A quoi ça sert la recherche ? (Si la question avait été « A quoi ça sert l’amour ? », c’est Edith Piaf qui vous aurait fourni la réponse).
« La recherche scientifique est essentielle à la production de nouvelles connaissances pour mieux comprendre un phénomène ». Dans le cas de l’intervention non-médicamenteuse qu’est l’hortithérapie, il est utile de savoir si elle apporte des bienfaits à des personnes dans diverses situations (difficultés liées à la santé mentale ou à des maladies neurodégénératives, rééducation suite à un AVC ou un accident de la route, stress post-traumatique, etc…). Plus complexe encore : la recherche peut tenter d’expliquer comment l’intervention fonctionne, par quels mécanismes elle agit.
Vaste entreprise donc qui a pour objectif de mieux comprendre l’hortithérapie afin de mieux la mettre en œuvre et idéalement d’encourager son développement.

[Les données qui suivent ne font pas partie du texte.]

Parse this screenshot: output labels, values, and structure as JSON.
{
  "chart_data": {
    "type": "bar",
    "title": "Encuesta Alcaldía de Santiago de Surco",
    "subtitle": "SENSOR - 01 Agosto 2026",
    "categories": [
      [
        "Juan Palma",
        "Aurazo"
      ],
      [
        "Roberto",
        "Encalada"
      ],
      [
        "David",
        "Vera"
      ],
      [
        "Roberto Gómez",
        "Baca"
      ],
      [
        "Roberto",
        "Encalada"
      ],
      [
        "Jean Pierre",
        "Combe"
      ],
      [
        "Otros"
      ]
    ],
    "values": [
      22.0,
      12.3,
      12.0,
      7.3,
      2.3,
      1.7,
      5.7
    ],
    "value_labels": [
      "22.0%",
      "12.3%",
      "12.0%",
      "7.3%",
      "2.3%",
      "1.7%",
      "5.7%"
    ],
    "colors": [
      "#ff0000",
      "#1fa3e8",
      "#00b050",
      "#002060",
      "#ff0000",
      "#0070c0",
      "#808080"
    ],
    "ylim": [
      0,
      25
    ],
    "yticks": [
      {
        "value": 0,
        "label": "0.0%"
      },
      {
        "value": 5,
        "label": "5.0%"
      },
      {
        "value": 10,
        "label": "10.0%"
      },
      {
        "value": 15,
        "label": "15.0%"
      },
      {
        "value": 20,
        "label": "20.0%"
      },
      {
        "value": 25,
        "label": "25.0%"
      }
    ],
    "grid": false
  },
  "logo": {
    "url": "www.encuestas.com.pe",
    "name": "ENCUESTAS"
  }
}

Dans l’idéal, des études de bonne qualité doivent aider les praticiens sur le terrain, mais aussi faciliter l’adoption de l’hortithérapie en apportant des arguments dont ont besoin les décideurs, depuis les institutions de santé (ministère de la Santé, ARS,…) jusqu’aux responsables d’établissements, aux médecins, aux chefs de service. Ca, c’est dans l’idéal.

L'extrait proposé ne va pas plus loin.